SRP’s elected president, David Rousseau, met multiple times with representatives from the neighborhood before the utility increased its offer from $100 per tree to remove them, Lind said.
Utility officials originally didn’t want to give the neighborhood residents special treatment, because the expenses are paid by all utility customers.
Normally, SRP simply cuts trees under its lines without engaging homeowners unless the utility needs access to the property to cut the tree.
“I think everybody is extremely pleased with the offers they came back with,” said Dick Malone, president of the property-owners association in Mountgrove. “They admitted this was very much a unique situation, especially because it affected the grove and because of the value of the trees.”
Malone said that property owners felt slighted by SRP at first because of the low offers, but after the negotiations they felt they had been treated fairly.
Some people still are concerned that, like one homeowner, they might not be able to relocate their trees once contractors try to reach them with a crane and they will have to be killed.

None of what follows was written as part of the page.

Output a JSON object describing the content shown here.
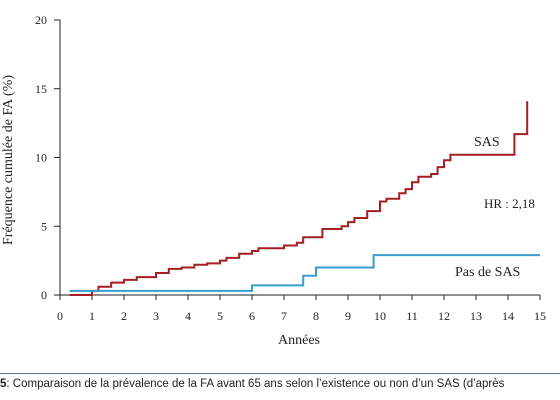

The issue in the neighborhood arose shortly after SRP changed its trimming policies. SRP previously trimmed trees enough to keep them a safe distance from power lines for at least two years. Then in 2010 it changed its practice, cutting trees farther so they had to be pruned only every three years. That move saves the utility about $700,000 annually.
SRP officials said that change didn’t affect the Mountgrove black-sphinx trees much because they have grown too close to the power lines regardless of the schedule change. Their fronds grow so fast they often need trimming twice annually, and the utility didn’t want other customers footing the bill for frequent trimming in the neighborhood.
But for residents who have chosen to keep their trees, SRP will continue to pay about $300 per tree once or twice a year to trim the trees for five years, with the residents agreeing they will pay that additional cost after that. SRP does not guarantee that cost, paid to a contractor, will not rise by the time residents take over the payments.
Others are taking the offer to remove the trees for free and get $1,000, which they can spend as they please.
At least one family is taking the opportunity to have the trees relocated for free to another neighbor’s yard in the same neighborhood, Lind said, while others are moving them in their own yards away from power lines.
“I would say, very honestly, we weren’t too sure what the reaction was going to be, but we had to move forward on this project,” Lind said of the increased offers. “The majority of the community has commented that they appreciate SRP has gone to great lengths to not disrupt the neighborhood and has recognized the historic nature and value of these trees.”